Why are so many people leaving churches?

Jones: There’s no doubt there is a decline in formal religiosity however you measure it. When I say formal religiosity, I mean people who want to claim a membership in a particular religious tradition. On the other end of that spectrum, the number of people claiming no religious affiliation has been going up. If we just go back to the 90s, only single digits of Americans claimed no religious affiliation. That number today is pushing 30%, and if you look at young people, it’s about four in 10. PRRI did a survey focused on people who were raised religious and then left. They gave a range of beliefs, some of them were fairly mundane like, ‘I just stopped believing the tenets of the religion.’ We noticed about a third of them told us that it was negative treatment or negative teachings of LGBTQ people. It goes up to about half of young people saying that. Among Catholics, many named the clergy abuse scandals. Other things we know is the church has become too partisan and not just political, backing one particular political party over others. I think there’s this general sense that churchgoing and being perceived as a kind of upstanding citizen aren’t necessarily tied together.

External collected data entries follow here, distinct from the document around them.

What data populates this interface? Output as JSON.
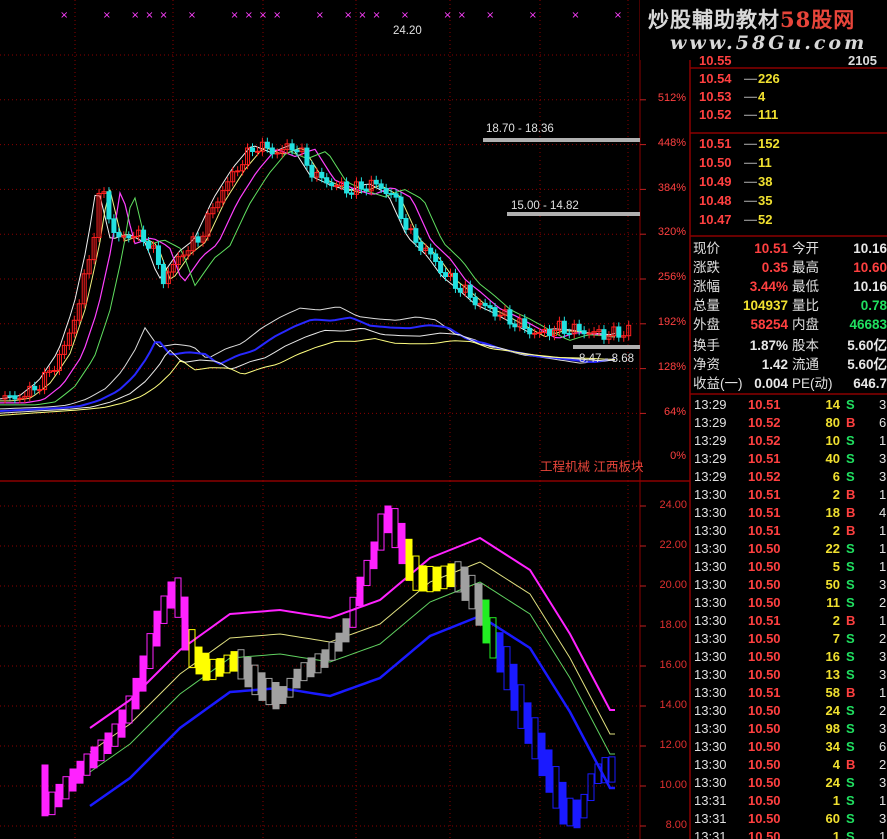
{
  "watermark": {
    "title_prefix": "炒股輔助教材",
    "title_accent": "58股网",
    "url": "www.58Gu.com"
  },
  "colors": {
    "background": "#000000",
    "grid": "#8b0000",
    "up": "#ff2020",
    "down": "#22e0e0",
    "magenta": "#ff22ff",
    "yellow": "#ffff00",
    "gray": "#a0a0a0",
    "green": "#22ee22",
    "blue": "#1a1aff"
  },
  "top_chart": {
    "pct_labels": [
      "512%",
      "448%",
      "384%",
      "320%",
      "256%",
      "192%",
      "128%",
      "64%",
      "0%"
    ],
    "annotations": {
      "high": "24.20",
      "range1": "18.70 - 18.36",
      "range2": "15.00 - 14.82",
      "range3": "8.47 - 8.68"
    },
    "sector_tags": "工程机械 江西板块"
  },
  "bottom_chart": {
    "price_labels": [
      "24.00",
      "22.00",
      "20.00",
      "18.00",
      "16.00",
      "14.00",
      "12.00",
      "10.00",
      "8.00"
    ]
  },
  "order_book": {
    "top_partial": {
      "price": "10.55",
      "vol": "2105"
    },
    "asks": [
      {
        "price": "10.54",
        "vol": "226"
      },
      {
        "price": "10.53",
        "vol": "4"
      },
      {
        "price": "10.52",
        "vol": "111"
      }
    ],
    "bids": [
      {
        "price": "10.51",
        "vol": "152"
      },
      {
        "price": "10.50",
        "vol": "11"
      },
      {
        "price": "10.49",
        "vol": "38"
      },
      {
        "price": "10.48",
        "vol": "35"
      },
      {
        "price": "10.47",
        "vol": "52"
      }
    ]
  },
  "quote": {
    "rows": [
      {
        "l1": "现价",
        "v1": "10.51",
        "c1": "red",
        "l2": "今开",
        "v2": "10.16",
        "c2": "wht"
      },
      {
        "l1": "涨跌",
        "v1": "0.35",
        "c1": "red",
        "l2": "最高",
        "v2": "10.60",
        "c2": "red"
      },
      {
        "l1": "涨幅",
        "v1": "3.44%",
        "c1": "red",
        "l2": "最低",
        "v2": "10.16",
        "c2": "wht"
      },
      {
        "l1": "总量",
        "v1": "104937",
        "c1": "yel",
        "l2": "量比",
        "v2": "0.78",
        "c2": "grn"
      },
      {
        "l1": "外盘",
        "v1": "58254",
        "c1": "red",
        "l2": "内盘",
        "v2": "46683",
        "c2": "grn"
      },
      {
        "l1": "换手",
        "v1": "1.87%",
        "c1": "wht",
        "l2": "股本",
        "v2": "5.60亿",
        "c2": "wht"
      },
      {
        "l1": "净资",
        "v1": "1.42",
        "c1": "wht",
        "l2": "流通",
        "v2": "5.60亿",
        "c2": "wht"
      },
      {
        "l1": "收益(一)",
        "v1": "0.004",
        "c1": "wht",
        "l2": "PE(动)",
        "v2": "646.7",
        "c2": "wht"
      }
    ]
  },
  "ticks": [
    {
      "time": "13:29",
      "price": "10.51",
      "vol": "14",
      "bs": "S",
      "n": "3"
    },
    {
      "time": "13:29",
      "price": "10.52",
      "vol": "80",
      "bs": "B",
      "n": "6"
    },
    {
      "time": "13:29",
      "price": "10.52",
      "vol": "10",
      "bs": "S",
      "n": "1"
    },
    {
      "time": "13:29",
      "price": "10.51",
      "vol": "40",
      "bs": "S",
      "n": "3"
    },
    {
      "time": "13:29",
      "price": "10.52",
      "vol": "6",
      "bs": "S",
      "n": "3"
    },
    {
      "time": "13:30",
      "price": "10.51",
      "vol": "2",
      "bs": "B",
      "n": "1"
    },
    {
      "time": "13:30",
      "price": "10.51",
      "vol": "18",
      "bs": "B",
      "n": "4"
    },
    {
      "time": "13:30",
      "price": "10.51",
      "vol": "2",
      "bs": "B",
      "n": "1"
    },
    {
      "time": "13:30",
      "price": "10.50",
      "vol": "22",
      "bs": "S",
      "n": "1"
    },
    {
      "time": "13:30",
      "price": "10.50",
      "vol": "5",
      "bs": "S",
      "n": "1"
    },
    {
      "time": "13:30",
      "price": "10.50",
      "vol": "50",
      "bs": "S",
      "n": "3"
    },
    {
      "time": "13:30",
      "price": "10.50",
      "vol": "11",
      "bs": "S",
      "n": "2"
    },
    {
      "time": "13:30",
      "price": "10.51",
      "vol": "2",
      "bs": "B",
      "n": "1"
    },
    {
      "time": "13:30",
      "price": "10.50",
      "vol": "7",
      "bs": "S",
      "n": "2"
    },
    {
      "time": "13:30",
      "price": "10.50",
      "vol": "16",
      "bs": "S",
      "n": "3"
    },
    {
      "time": "13:30",
      "price": "10.50",
      "vol": "13",
      "bs": "S",
      "n": "3"
    },
    {
      "time": "13:30",
      "price": "10.51",
      "vol": "58",
      "bs": "B",
      "n": "1"
    },
    {
      "time": "13:30",
      "price": "10.50",
      "vol": "24",
      "bs": "S",
      "n": "2"
    },
    {
      "time": "13:30",
      "price": "10.50",
      "vol": "98",
      "bs": "S",
      "n": "3"
    },
    {
      "time": "13:30",
      "price": "10.50",
      "vol": "34",
      "bs": "S",
      "n": "6"
    },
    {
      "time": "13:30",
      "price": "10.50",
      "vol": "4",
      "bs": "B",
      "n": "2"
    },
    {
      "time": "13:30",
      "price": "10.50",
      "vol": "24",
      "bs": "S",
      "n": "3"
    },
    {
      "time": "13:31",
      "price": "10.50",
      "vol": "1",
      "bs": "S",
      "n": "1"
    },
    {
      "time": "13:31",
      "price": "10.50",
      "vol": "60",
      "bs": "S",
      "n": "3"
    },
    {
      "time": "13:31",
      "price": "10.50",
      "vol": "1",
      "bs": "S",
      "n": "1"
    }
  ]
}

How do churches get them back in?

Jones: There’s not a lot of hopeful data there. We did ask people who were raised religious and left, ‘Are you looking for a tradition that would be a better fit for you?’ Only about one in 10 said ‘Yes,’ to that question. The idea that people are active seekers and they’re just lacking an opportunity isn’t quite right. I think about nine and 10 say they’re perfectly content not being affiliated. We asked why they left, and many people cite that they want to be in a community of like-minded people. Also, people say they want to raise their kids in an environment where they would learn values, morality and those sorts of things. Those reasons are still there. For many of those who’ve left, it’s not strong enough for them to be actively looking for somewhere else to go.

What is the biggest challenge that churches face then right now?

Jones: Relevance. Church attendance ballooned right after World War II. There was a baby, church and financial booms. The current structures that we have were largely built and floated along on that current. There’s a way in which you can see that current is crested right and it’s receding. The question will be, ‘What does the next iteration look like?’ We need to find more flexible ways to involve people and it’s really about providing meaning and community and getting back to those things.

Have you ever thought about running for political office?

Jones: I don’t think so. I like my role as an observer, analyst and writer. I like being in places like Lakeside and talking about it.